Seventh String Software banner

A reflection about automatic transcription of music

I am assuming here that we are talking about taking a recording of some music and producing written music in standard notation. The purpose of this would be either to enable a musician to play the piece by reading the music, or perhaps just to understand the music better, for educational purposes.

From time to time I get messages from people telling me that they have solved, or are about to solve, the problem of automatic transcription. When I ask them for more information it generally turns out that they have written a program to do what I call "note detection" on simple material. That means taking a musical recording and detecting what notes are being played at what time. This is not very difficult as long as it is something simple like solo piano, and Transcribe! already does this - see the Piano Roll view.
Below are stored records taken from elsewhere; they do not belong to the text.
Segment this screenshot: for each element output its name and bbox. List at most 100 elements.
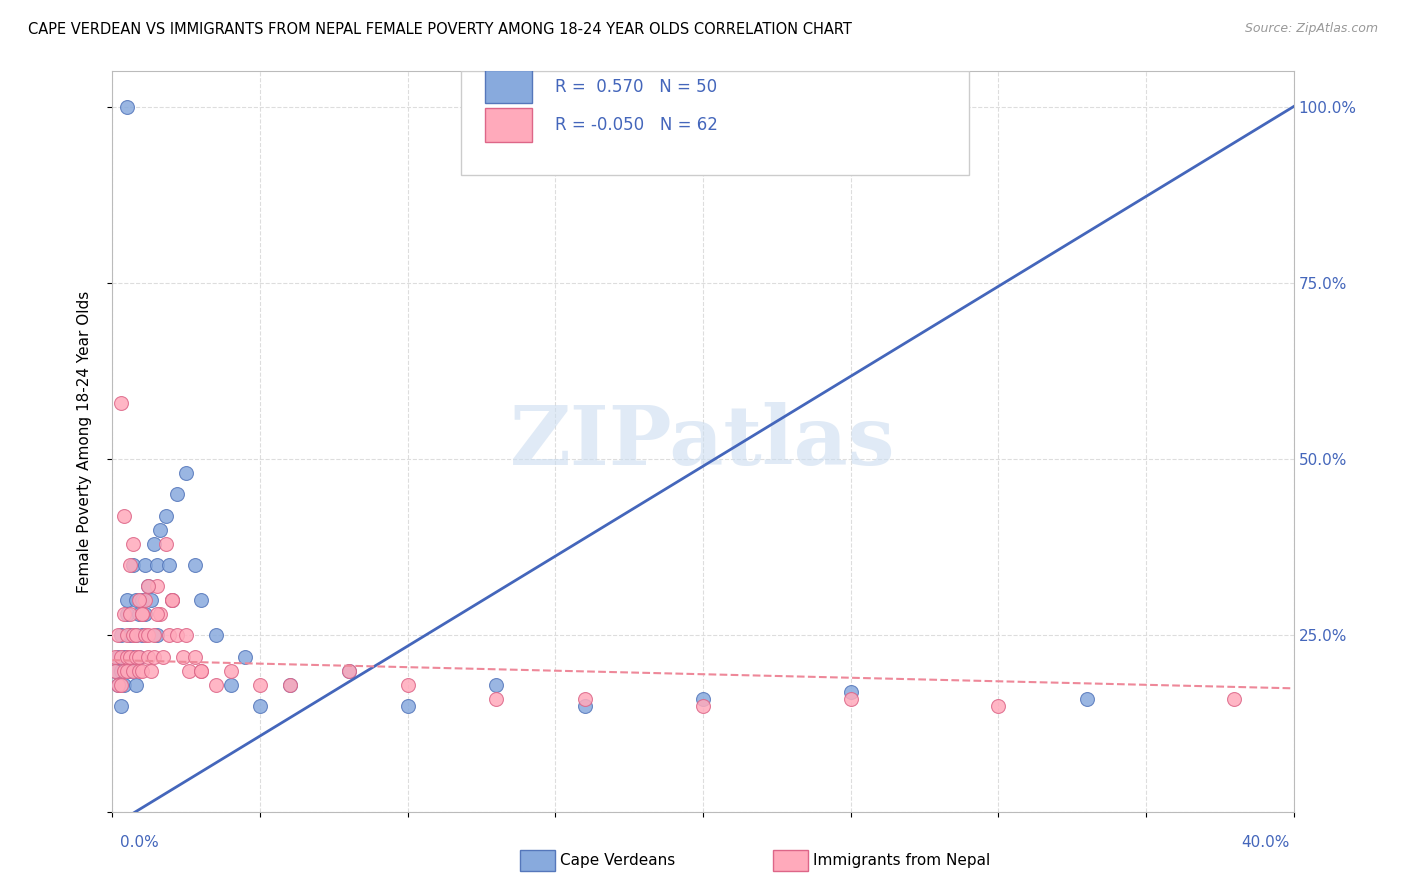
Point [139, 664, 162, 678]
Point [146, 579, 169, 593]
Point [112, 664, 135, 678]
Point [190, 664, 212, 678]
Point [160, 593, 183, 607]
Point [110, 698, 132, 713]
Text: 0.0%: 0.0% [120, 836, 159, 850]
Text: R = -0.050   N = 62: R = -0.050 N = 62 [555, 116, 718, 134]
Point [205, 628, 228, 642]
Point [987, 698, 1010, 713]
Point [110, 628, 132, 642]
Text: Immigrants from Nepal: Immigrants from Nepal [813, 854, 990, 868]
Point [120, 628, 142, 642]
Point [110, 664, 132, 678]
Point [157, 628, 180, 642]
Point [233, 649, 256, 664]
Point [117, 664, 138, 678]
Point [110, 649, 132, 664]
Point [128, 664, 150, 678]
Point [136, 579, 159, 593]
Point [146, 628, 169, 642]
Point [107, 678, 129, 692]
Point [152, 649, 174, 664]
Point [125, 628, 148, 642]
Point [142, 649, 165, 664]
Point [205, 678, 228, 692]
Point [117, 100, 138, 114]
Point [104, 664, 127, 678]
Point [149, 523, 172, 537]
Point [146, 607, 169, 622]
Point [157, 558, 180, 572]
Point [122, 664, 145, 678]
Point [112, 607, 135, 622]
Point [125, 593, 148, 607]
Point [160, 593, 183, 607]
Point [125, 678, 148, 692]
Point [128, 649, 150, 664]
FancyBboxPatch shape [461, 71, 969, 175]
Point [155, 508, 177, 523]
Point [134, 558, 156, 572]
Point [219, 664, 242, 678]
Point [142, 537, 165, 551]
Point [104, 649, 127, 664]
Text: CAPE VERDEAN VS IMMIGRANTS FROM NEPAL FEMALE POVERTY AMONG 18-24 YEAR OLDS CORRE: CAPE VERDEAN VS IMMIGRANTS FROM NEPAL FE… [28, 22, 852, 37]
Point [107, 649, 129, 664]
Point [134, 607, 156, 622]
Point [104, 664, 127, 678]
Point [122, 537, 145, 551]
Text: 40.0%: 40.0% [1241, 836, 1289, 850]
Point [136, 579, 159, 593]
Point [249, 678, 271, 692]
Point [110, 396, 132, 410]
Point [249, 698, 271, 713]
Point [219, 678, 242, 692]
Point [117, 593, 138, 607]
Point [574, 692, 596, 706]
Point [122, 558, 145, 572]
Point [160, 593, 183, 607]
Point [184, 558, 207, 572]
Point [574, 698, 596, 713]
Point [692, 692, 714, 706]
Point [174, 628, 197, 642]
Point [172, 649, 194, 664]
Point [839, 692, 862, 706]
Point [278, 678, 301, 692]
Point [131, 593, 153, 607]
Point [120, 558, 142, 572]
Point [107, 678, 129, 692]
Point [166, 628, 188, 642]
Point [107, 628, 129, 642]
Point [125, 649, 148, 664]
Point [278, 678, 301, 692]
Point [120, 649, 142, 664]
Point [128, 649, 150, 664]
Point [117, 649, 138, 664]
Point [396, 698, 419, 713]
Point [337, 664, 360, 678]
Point [112, 678, 135, 692]
Point [117, 628, 138, 642]
Point [1076, 692, 1098, 706]
Point [485, 678, 508, 692]
Point [184, 649, 207, 664]
Point [139, 593, 162, 607]
Point [110, 678, 132, 692]
Point [839, 685, 862, 699]
Point [122, 628, 145, 642]
Point [692, 698, 714, 713]
Point [128, 607, 150, 622]
Point [120, 607, 142, 622]
Point [112, 508, 135, 523]
Point [1223, 692, 1246, 706]
Point [136, 628, 159, 642]
Text: Source: ZipAtlas.com: Source: ZipAtlas.com [1244, 22, 1378, 36]
Point [190, 664, 212, 678]
Text: R =  0.570   N = 50: R = 0.570 N = 50 [555, 78, 717, 95]
Point [485, 692, 508, 706]
Text: Cape Verdeans: Cape Verdeans [560, 854, 675, 868]
FancyBboxPatch shape [485, 108, 531, 142]
Point [122, 649, 145, 664]
Point [117, 649, 138, 664]
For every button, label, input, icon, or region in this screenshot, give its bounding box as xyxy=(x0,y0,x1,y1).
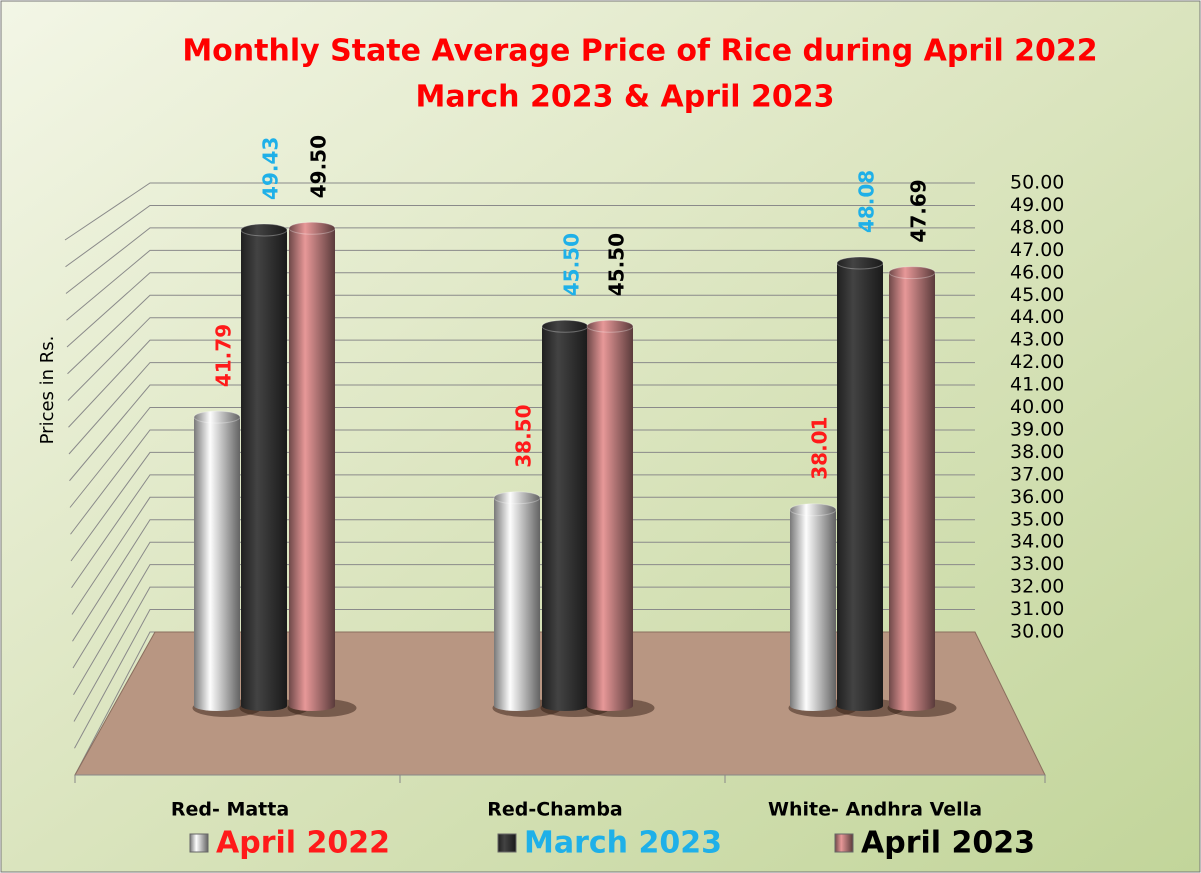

What they generally don't understand is that getting from note detection to a written transcription in standard notation is absolutely not a trivial task, and in fact is much harder than basic note detection. Of course note detection also becomes very difficult when the musical material is more complex and has more instruments playing.

This note is addressed to those people, and to anyone else who thinks that computers should be capable of automatically transcribing music from recordings.

Many people, especially if they have not had much experience of transcribing music, imagine that this is a process of identifying the notes being played and translating them into notation. This is not entirely false but it is a dangerously simplistic view. Written music is a series of instructions to the musician, which the musician will interpret as they see fit. Therefore the true purpose of transcription is to try to decide what series of notational instructions would cause a musician to play the music that we are hearing, and write down that series of instructions. The process of transcription from sound to notation is not really a translation, it is more like reverse engineering.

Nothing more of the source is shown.